В конце концов жизнь в тугаях провести нельзя, а Луша не хотела уезжать оттуда, да наконец она сама говорила, что скоро меня оставит. В сущности, я ничего ей дурного не сделал. Она, может быть, давно замужем за каким-нибудь казаком, а я все еще не могу ее забыть…
Что говорить — со дня разлуки времени прошло много, а любовь, как видно, была не крепкая. Все же я долго не мог ее окончательно выбросить из головы. Не раз впоследствии я мучился, думая о том, что поступил дурно. Но, конечно, со временем все сгладилось.
Напомнила мне об этой истории одна встреча.
В прошлом году я ездил по делам газеты в город Турткуль. Я должен был собрать некоторые сведения в областных учреждениях. Однажды, когда я выходил из ОИКа, кто-то окликнул меня по имени. Я оглянулся и увидел старого знакомого, с которым расстался четырнадцать лет назад. Он сильно изменился, похудел и оплешивел, да и я не стал с тех пор красавцем…

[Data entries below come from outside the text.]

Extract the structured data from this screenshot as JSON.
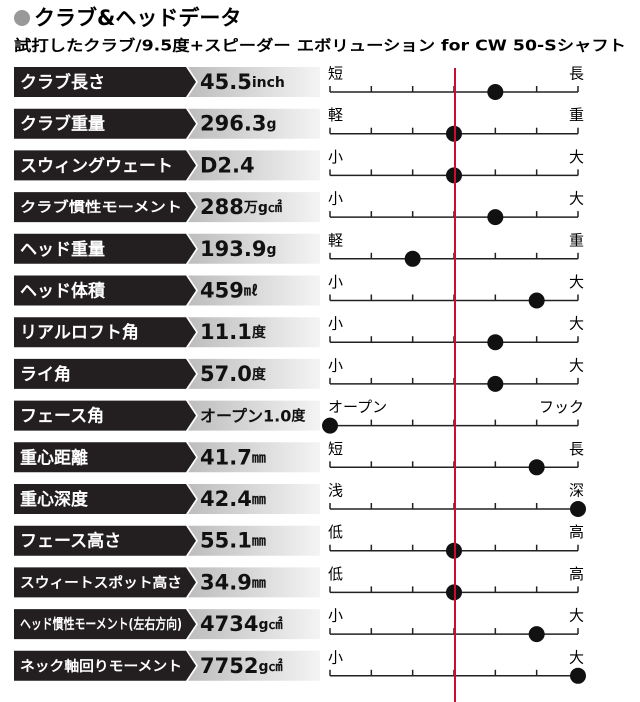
{
  "header": {
    "title": "クラブ&ヘッドデータ",
    "subtitle": "試打したクラブ/9.5度+スピーダー エボリューション for CW 50-Sシャフト"
  },
  "scale_range": [
    0,
    6
  ],
  "rows": [
    {
      "label": "クラブ長さ",
      "value": "45.5",
      "unit": "inch",
      "left": "短",
      "right": "長",
      "position": 4
    },
    {
      "label": "クラブ重量",
      "value": "296.3",
      "unit": "g",
      "left": "軽",
      "right": "重",
      "position": 3
    },
    {
      "label": "スウィングウェート",
      "value": "D2.4",
      "left": "小",
      "right": "大",
      "position": 3
    },
    {
      "label": "クラブ慣性モーメント",
      "value": "288",
      "unit": "万g㎠",
      "left": "小",
      "right": "大",
      "position": 4
    },
    {
      "label": "ヘッド重量",
      "value": "193.9",
      "unit": "g",
      "left": "軽",
      "right": "重",
      "position": 2
    },
    {
      "label": "ヘッド体積",
      "value": "459",
      "unit": "㎖",
      "left": "小",
      "right": "大",
      "position": 5
    },
    {
      "label": "リアルロフト角",
      "value": "11.1",
      "unit": "度",
      "left": "小",
      "right": "大",
      "position": 4
    },
    {
      "label": "ライ角",
      "value": "57.0",
      "unit": "度",
      "left": "小",
      "right": "大",
      "position": 4
    },
    {
      "label": "フェース角",
      "value": "オープン1.0",
      "unit": "度",
      "left": "オープン",
      "right": "フック",
      "position": 0
    },
    {
      "label": "重心距離",
      "value": "41.7",
      "unit": "㎜",
      "left": "短",
      "right": "長",
      "position": 5
    },
    {
      "label": "重心深度",
      "value": "42.4",
      "unit": "㎜",
      "left": "浅",
      "right": "深",
      "position": 6
    },
    {
      "label": "フェース高さ",
      "value": "55.1",
      "unit": "㎜",
      "left": "低",
      "right": "高",
      "position": 3
    },
    {
      "label": "スウィートスポット高さ",
      "value": "34.9",
      "unit": "㎜",
      "left": "低",
      "right": "高",
      "position": 3
    },
    {
      "label": "ヘッド慣性モーメント(左右方向)",
      "value": "4734",
      "unit": "g㎠",
      "left": "小",
      "right": "大",
      "position": 5
    },
    {
      "label": "ネック軸回りモーメント",
      "value": "7752",
      "unit": "g㎠",
      "left": "小",
      "right": "大",
      "position": 6
    }
  ]
}
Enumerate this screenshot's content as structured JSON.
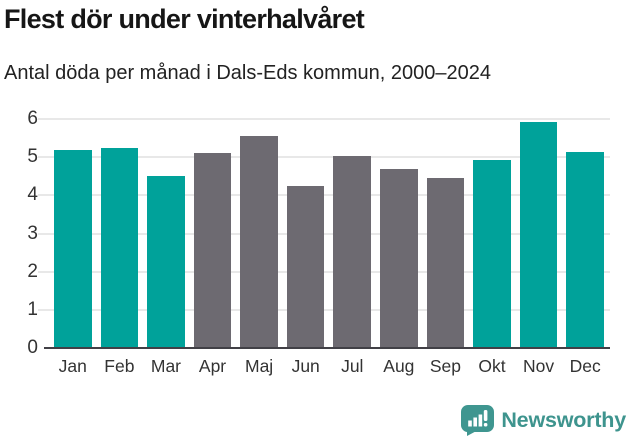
{
  "title": "Flest dör under vinterhalvåret",
  "subtitle": "Antal döda per månad i Dals-Eds kommun, 2000–2024",
  "chart_data": {
    "type": "bar",
    "title": "Flest dör under vinterhalvåret",
    "subtitle": "Antal döda per månad i Dals-Eds kommun, 2000–2024",
    "categories": [
      "Jan",
      "Feb",
      "Mar",
      "Apr",
      "Maj",
      "Jun",
      "Jul",
      "Aug",
      "Sep",
      "Okt",
      "Nov",
      "Dec"
    ],
    "values": [
      5.2,
      5.25,
      4.5,
      5.1,
      5.55,
      4.25,
      5.02,
      4.68,
      4.46,
      4.92,
      5.93,
      5.13
    ],
    "bar_roles": [
      "highlight",
      "highlight",
      "highlight",
      "default",
      "default",
      "default",
      "default",
      "default",
      "default",
      "highlight",
      "highlight",
      "highlight"
    ],
    "xlabel": "",
    "ylabel": "",
    "ylim": [
      0,
      6
    ],
    "yticks": [
      0,
      1,
      2,
      3,
      4,
      5,
      6
    ],
    "grid": true,
    "legend": "none",
    "colors": {
      "highlight": "#00A29A",
      "default": "#6D6A71",
      "gridline": "#E8E8E8",
      "axis_line": "#414046",
      "axis_text": "#333333"
    }
  },
  "footer": {
    "brand": "Newsworthy",
    "logo_color": "#3F9690",
    "text_color": "#3E948E"
  }
}
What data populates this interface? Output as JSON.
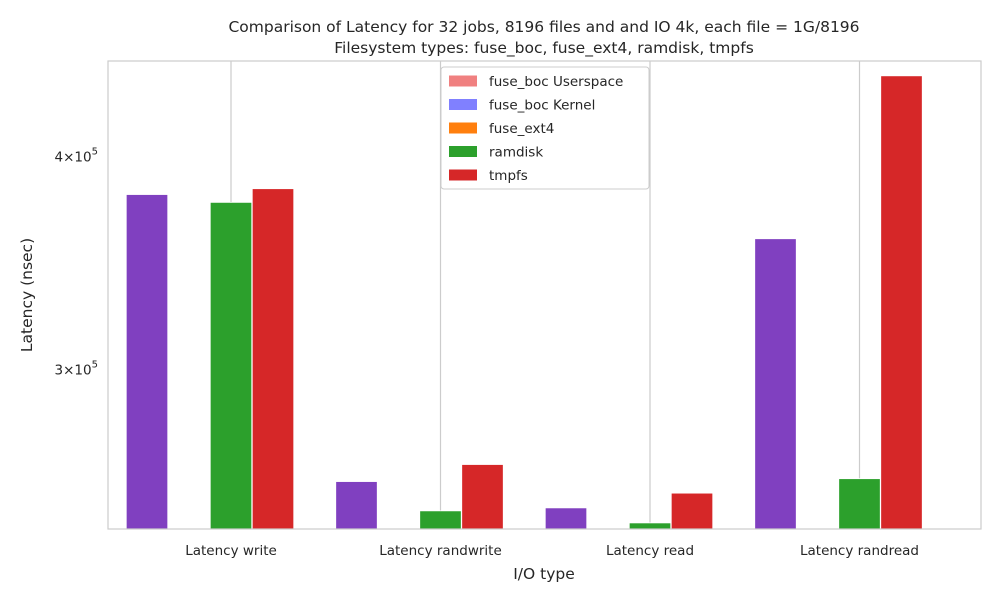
{
  "chart_data": {
    "type": "bar",
    "title": "Comparison of Latency for 32 jobs, 8196 files and  and IO 4k, each file = 1G/8196",
    "subtitle": "Filesystem types: fuse_boc, fuse_ext4, ramdisk, tmpfs",
    "xlabel": "I/O type",
    "ylabel": "Latency (nsec)",
    "yscale": "log",
    "ylim": [
      242000,
      455000
    ],
    "yticks": [
      {
        "value": 300000,
        "mant": "3",
        "exp": "5"
      },
      {
        "value": 400000,
        "mant": "4",
        "exp": "5"
      }
    ],
    "grid": "vertical at category centers",
    "legend_position": "top-center",
    "categories": [
      "Latency write",
      "Latency randwrite",
      "Latency read",
      "Latency randread"
    ],
    "series": [
      {
        "name": "fuse_boc Userspace",
        "color": "#f08080",
        "opacity": 1.0,
        "values": [
          380000,
          258000,
          249000,
          358000
        ]
      },
      {
        "name": "fuse_boc Kernel",
        "color": "#8080ff",
        "opacity": 1.0,
        "values": [
          380000,
          258000,
          249000,
          358000
        ]
      },
      {
        "name": "fuse_ext4",
        "color": "#ff7f0e",
        "opacity": 1.0,
        "values": [
          null,
          null,
          null,
          null
        ]
      },
      {
        "name": "ramdisk",
        "color": "#2ca02c",
        "opacity": 1.0,
        "values": [
          376000,
          248000,
          244000,
          259000
        ]
      },
      {
        "name": "tmpfs",
        "color": "#d62728",
        "opacity": 1.0,
        "values": [
          383000,
          264000,
          254000,
          446000
        ]
      }
    ],
    "overlap_color": "#8040c0"
  }
}
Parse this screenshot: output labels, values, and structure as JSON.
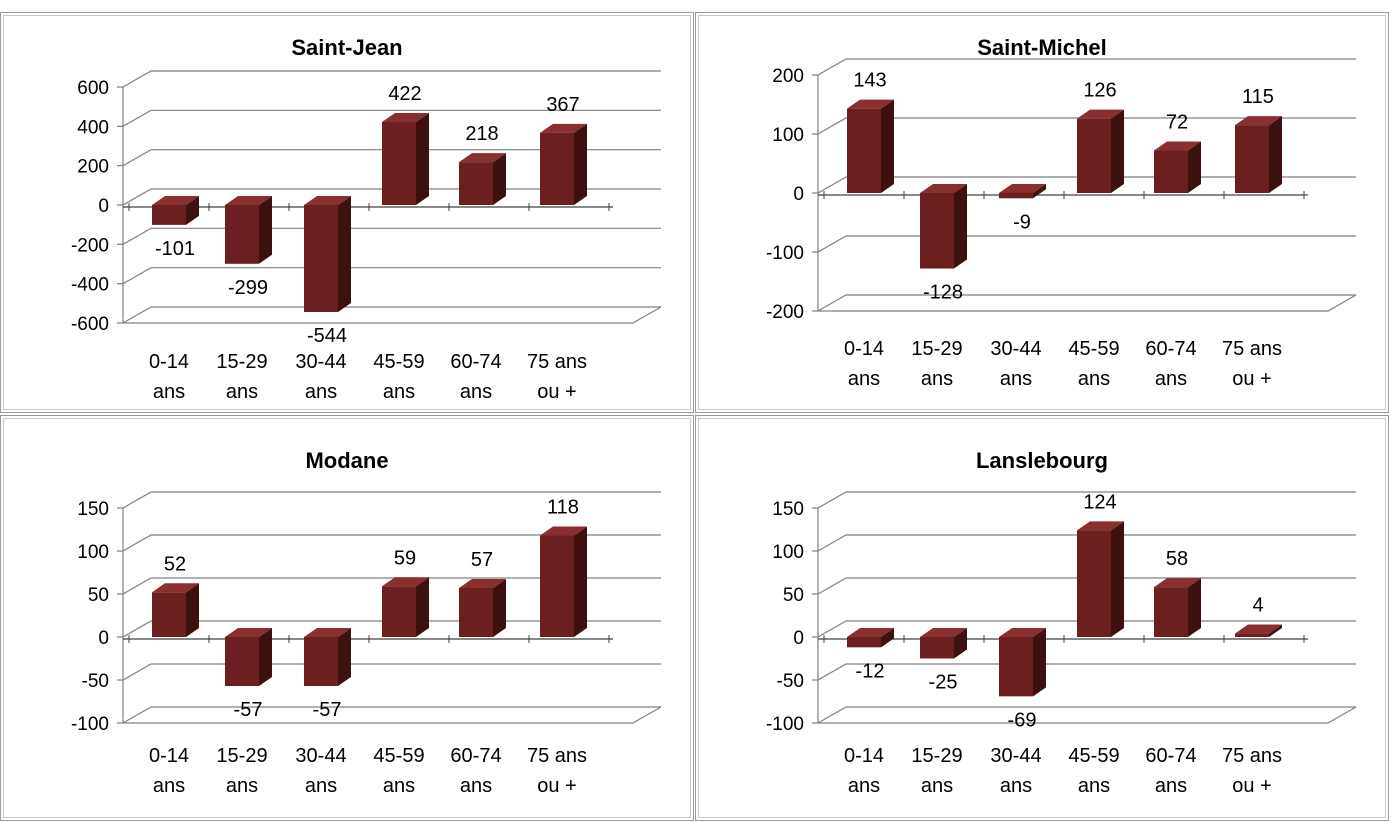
{
  "colors": {
    "bar_front": "#6b1f1f",
    "bar_side": "#3e1010",
    "bar_top": "#8a2f2f",
    "grid": "#808080"
  },
  "chart_data": [
    {
      "type": "bar",
      "title": "Saint-Jean",
      "categories": [
        [
          "0-14",
          "ans"
        ],
        [
          "15-29",
          "ans"
        ],
        [
          "30-44",
          "ans"
        ],
        [
          "45-59",
          "ans"
        ],
        [
          "60-74",
          "ans"
        ],
        [
          "75 ans",
          "ou +"
        ]
      ],
      "values": [
        -101,
        -299,
        -544,
        422,
        218,
        367
      ],
      "data_labels": [
        "-101",
        "-299",
        "-544",
        "422",
        "218",
        "367"
      ],
      "yticks": [
        "600",
        "400",
        "200",
        "0",
        "-200",
        "-400",
        "-600"
      ],
      "ylim": [
        -600,
        600
      ],
      "grid": true,
      "legend": "none"
    },
    {
      "type": "bar",
      "title": "Saint-Michel",
      "categories": [
        [
          "0-14",
          "ans"
        ],
        [
          "15-29",
          "ans"
        ],
        [
          "30-44",
          "ans"
        ],
        [
          "45-59",
          "ans"
        ],
        [
          "60-74",
          "ans"
        ],
        [
          "75 ans",
          "ou +"
        ]
      ],
      "values": [
        143,
        -128,
        -9,
        126,
        72,
        115
      ],
      "data_labels": [
        "143",
        "-128",
        "-9",
        "126",
        "72",
        "115"
      ],
      "yticks": [
        "200",
        "100",
        "0",
        "-100",
        "-200"
      ],
      "ylim": [
        -200,
        200
      ],
      "grid": true,
      "legend": "none"
    },
    {
      "type": "bar",
      "title": "Modane",
      "categories": [
        [
          "0-14",
          "ans"
        ],
        [
          "15-29",
          "ans"
        ],
        [
          "30-44",
          "ans"
        ],
        [
          "45-59",
          "ans"
        ],
        [
          "60-74",
          "ans"
        ],
        [
          "75 ans",
          "ou +"
        ]
      ],
      "values": [
        52,
        -57,
        -57,
        59,
        57,
        118
      ],
      "data_labels": [
        "52",
        "-57",
        "-57",
        "59",
        "57",
        "118"
      ],
      "yticks": [
        "150",
        "100",
        "50",
        "0",
        "-50",
        "-100"
      ],
      "ylim": [
        -100,
        150
      ],
      "grid": true,
      "legend": "none"
    },
    {
      "type": "bar",
      "title": "Lanslebourg",
      "categories": [
        [
          "0-14",
          "ans"
        ],
        [
          "15-29",
          "ans"
        ],
        [
          "30-44",
          "ans"
        ],
        [
          "45-59",
          "ans"
        ],
        [
          "60-74",
          "ans"
        ],
        [
          "75 ans",
          "ou +"
        ]
      ],
      "values": [
        -12,
        -25,
        -69,
        124,
        58,
        4
      ],
      "data_labels": [
        "-12",
        "-25",
        "-69",
        "124",
        "58",
        "4"
      ],
      "yticks": [
        "150",
        "100",
        "50",
        "0",
        "-50",
        "-100"
      ],
      "ylim": [
        -100,
        150
      ],
      "grid": true,
      "legend": "none"
    }
  ]
}
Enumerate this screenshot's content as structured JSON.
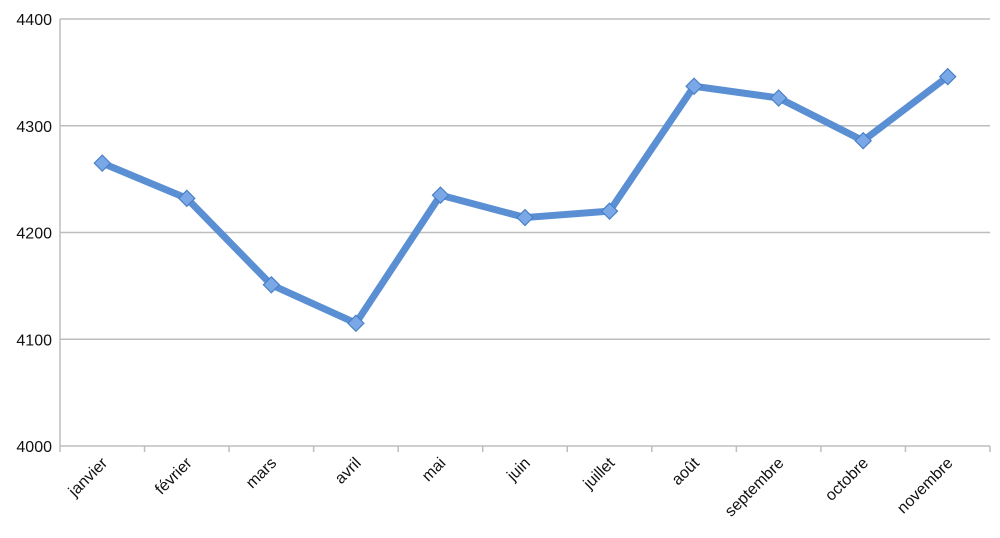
{
  "chart_data": {
    "type": "line",
    "title": "",
    "xlabel": "",
    "ylabel": "",
    "categories": [
      "janvier",
      "février",
      "mars",
      "avril",
      "mai",
      "juin",
      "juillet",
      "août",
      "septembre",
      "octobre",
      "novembre"
    ],
    "series": [
      {
        "values": [
          4265,
          4232,
          4151,
          4115,
          4235,
          4214,
          4220,
          4337,
          4326,
          4286,
          4346
        ],
        "color": "#5b8fd4",
        "marker": "diamond"
      }
    ],
    "ylim": [
      4000,
      4400
    ],
    "yticks": [
      "4000",
      "4100",
      "4200",
      "4300",
      "4400"
    ],
    "grid": true,
    "legend": "none"
  }
}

В разговоре он задал мне вопрос: помню ли я тугай близ селения Семеновки?
— Тугай? Ну как же, помню!
— Там теперь четыре наших ватаги, — сказал он. — Я ведь в рыбаксоюзе… Хотим строить консервный завод на том месте, где стояло кулацкое селение. Ты ведь бывал там? Помнишь Лушу?
— Какую Лушу? — сказал я, смутившись.
— Неужели не помнишь? Странно…
— Ах да, вспоминаю, — сказал я. — Луша! Такая длинноногая, смуглая казачка из Семеновки. Припоминаю немного. Где она? Все еще там?
— Нет, там все новые люди. Она уехала лет семь назад. Красивая бабенка… Не то в Ташкент, не то в Самару…
— А где Решлевский? — спросил я.
— Вона, вспомнил! Что ты всякую дрянь в памяти держишь. Решлевский давно там, — он ткнул пальцем в землю. — Уразумел?
— А в чем дело?
— Расстрелян с бандой Честнова. Никакой он не Решлевский. Он Николай Честнов — родной брат Павла, — слыхал о таком? Брат разбойничал в камышах, а он сидел в угрозыске. Они три года не допускали в протоку наших людей… Что заморгал глазами? Вспомнил его анекдоты?..
Меня словно ожгло при этих словах. Во мне мгновенно проснулась память о целом сплетении чувств: отчаяние, любовь, досада — все, что было для меня связано с семеновской казачкой.